There is no question that the poems in this collection are of the highest calibre; they're skillful and deftly wrought, with a plethora of expertly executed poetic devices. Sanger is a poet's poet, prey to both the advantages and dangers that the term suggests. Read about a "jay clack, heron screik, creak of crow wings/ oaring air, a whistle/ of black duck circling the old green skiff/ which puddered slicked Acheron" (from "After Monteverdi"), and take from it what you will, enjoying the language-play. Or else read Aiken Drum at a desk with an open dictionary, encyclopedia, and one finger stuck in the back of the book to refer to the pages of bibliographical references and notes. Or try "Reed Weaver", a beautiful portrait of a rural craftsman with a terminal illness completing his last two chairs: "… a smell of freshly/ baled hay in the mow and the sun at work,/ greening, still growing/ it seemed. Grains of green light inflected/ the cords as if ancient/ faith, present courage, continued. That autumn/ he died." For my money, Sanger is at his best when drawing inspiration from the world around him without allusion or influence.
--Matthew J. Trafford

airstream_web.jpgAirstream Land Yacht
Ken Babstock
Anansi: Toronto, 2006

This third book is noticeably tougher than Babstock's others; something has changed. Hallmarks of earlier work—a preponderance of tough-guy subject matter (head injuries, bicycle theft, hockey), unabashedly playful "thing-poems," and the tendency to sling slang like a dockworker—are mostly absent here. What remains is the skill that makes Babstock one of today's most exciting poets, in Canada or elsewhere. His verbal acrobatics are in fine form, and that's all that matters. There's a new thoughtfulness here—Babstock has been reading American philosopher Daniel Dennett, whose "philosophy of mind" has obviously influenced pieces like "Materialist" and the book's heart-wrenching finale "Compatabilist" (about keeping tabs on a disaster-prone brother).
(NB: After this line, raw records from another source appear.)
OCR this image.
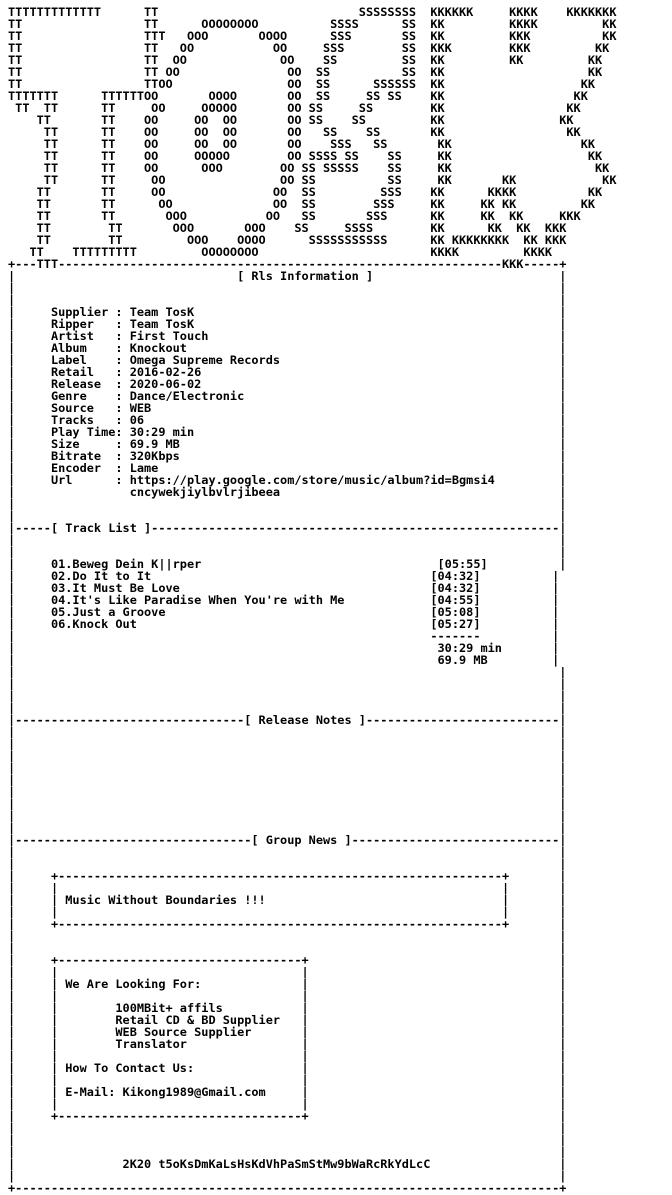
TTTTTTTTTTTTT      TT                            SSSSSSSS  KKKKKK     KKKK    KKKKKKK
TT                 TT      OOOOOOOO          SSSS      SS  KK         KKKK         KK
TT                 TTT   OOO       OOOO      SSS       SS  KK         KKK          KK
TT                 TT   OO           OO     SSS        SS  KKK        KKK         KK
TT                 TT  OO             OO    SS         SS  KK         KK         KK
TT                 TT OO               OO  SS          SS  KK                    KK
TT                 TTOO                OO  SS      SSSSSS  KK                   KK
TTTTTTT      TTTTTTOO       OOOO       OO  SS     SS SS    KK                  KK
TT  TT      TT     OO     OOOOO       OO SS     SS        KK                 KK
TT       TT    OO     OO  OO       OO SS    SS         KK                KK
TT      TT    OO     OO  OO       OO   SS    SS       KK                 KK
TT      TT    OO     OO  OO       OO    SSS   SS       KK                  KK
TT      TT    OO     OOOOO        OO SSSS SS    SS     KK                   KK
TT      TT    OO      OOO        OO SS SSSSS    SS     KK                    KK
TT      TT     OO                OO SS          SS     KK       KK            KK
TT       TT     OO               OO  SS         SSS    KK      KKKK          KK
TT       TT      OO              OO  SS        SSS     KK     KK KK         KK
TT       TT       OOO           OO   SS       SSS      KK     KK  KK     KKK
TT        TT       OOO       OOO    SS     SSSS        KK      KK  KK  KKK
TT        TT         OOO    OOOO      SSSSSSSSSSS      KK KKKKKKKK  KK KKK
TT    TTTTTTTTT         OOOOOOOO                        KKKK         KKKK
+---TTT--------------------------------------------------------------KKK-----+
|                               [ Rls Information ]                          |
|                                                                            |
|                                                                            |
|     Supplier : Team TosK                                                   |
|     Ripper   : Team TosK                                                   |
|     Artist   : First Touch                                                 |
|     Album    : Knockout                                                    |
|     Label    : Omega Supreme Records                                       |
|     Retail   : 2016-02-26                                                  |
|     Release  : 2020-06-02                                                  |
|     Genre    : Dance/Electronic                                            |
|     Source   : WEB                                                         |
|     Tracks   : 06                                                          |
|     Play Time: 30:29 min                                                   |
|     Size     : 69.9 MB                                                     |
|     Bitrate  : 320Kbps                                                     |
|     Encoder  : Lame                                                        |
|     Url      : https://play.google.com/store/music/album?id=Bgmsi4         |
|                cncywekjiylbvlrjibeea                                       |
|                                                                            |
|                                                                            |
|-----[ Track List ]---------------------------------------------------------|
|                                                                            |
|                                                                            |
|     01.Beweg Dein K||rper                                 [05:55]          |
|     02.Do It to It                                       [04:32]          |
|     03.It Must Be Love                                   [04:32]          |
|     04.It's Like Paradise When You're with Me            [04:55]          |
|     05.Just a Groove                                     [05:08]          |
|     06.Knock Out                                         [05:27]          |
|                                                          -------          |
|                                                           30:29 min       |
|                                                           69.9 MB         |
|                                                                            |
|                                                                            |
|                                                                            |
|                                                                            |
|--------------------------------[ Release Notes ]---------------------------|
|                                                                            |
|                                                                            |
|                                                                            |
|                                                                            |
|                                                                            |
|                                                                            |
|                                                                            |
|                                                                            |
|                                                                            |
|---------------------------------[ Group News ]-----------------------------|
|                                                                            |
|                                                                            |
|     +--------------------------------------------------------------+       |
|     |                                                              |       |
|     | Music Without Boundaries !!!                                 |       |
|     |                                                              |       |
|     +--------------------------------------------------------------+       |
|                                                                            |
|                                                                            |
|     +----------------------------------+                                   |
|     |                                  |                                   |
|     | We Are Looking For:              |                                   |
|     |                                  |                                   |
|     |        100MBit+ affils           |                                   |
|     |        Retail CD & BD Supplier   |                                   |
|     |        WEB Source Supplier       |                                   |
|     |        Translator                |                                   |
|     |                                  |                                   |
|     | How To Contact Us:               |                                   |
|     |                                  |                                   |
|     | E-Mail: Kikong1989@Gmail.com     |                                   |
|     |                                  |                                   |
|     +----------------------------------+                                   |
|                                                                            |
|                                                                            |
|                                                                            |
|               2K20 t5oKsDmKaLsHsKdVhPaSmStMw9bWaRcRkYdLcC                  |
|                                                                            |
+----------------------------------------------------------------------------+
Equally cerebral are several poems all titled "Explanatory Gap," and they're the best of the bunch, if the most impenetrable. These cover every quirk of human communication, from the perverse joy of being misunderstood to the impossibility of expressing love. And Babstock hasn't lost his sense of fun. Among other improbable twists, "Tarantella," a Valley-Girl monologue, successfully rhymes "l'angoscia del hora della" and "Danny Aiello." The effect is sharply observant, silly, and breathtaking.
--Regan Taylor

canon_web.jpgThe New Canon: An Anthology of Canadian Poetry
Carmine Starnino, Ed
Signal: Montreal, 2006

Starnino's introduction identifies The New Canon as "a justification of prejudice, an attempt to isolate a tendency in Canadian poetry and make a boast for it." It has a fairly fine-edged axe to grind, i.e., a defence of formal devices like rhyme and metre, and a privileging of energetic sound-play over calmer cadences. It has its failings: notably, out of fifty poets, only ten live west of Ontario, a fact which highlights the accidents of proximity and publicity that make poets known. These may have favoured some poets undeservedly (Geoffrey Cook, of whose selected poems only "The Seals at Green Rock" measures up, Pino Collucio whose contributions are patchy). Most poets showcased here, however, are undeniably rightly championed. Having such a highly specific slice of "good writing" on hand is of inestimable value both for singling out the principles that make it tick (compression, verbal snap and crackle), and for warning of possible pitfalls (a degree of preciousness, too-cute construction). Karen Solie, Todd Swift, Barbara Nickel, Mark Sinnett, Tim Bowling, Iain Higgins; emerging and established writers whose work sets the reader's mind alight.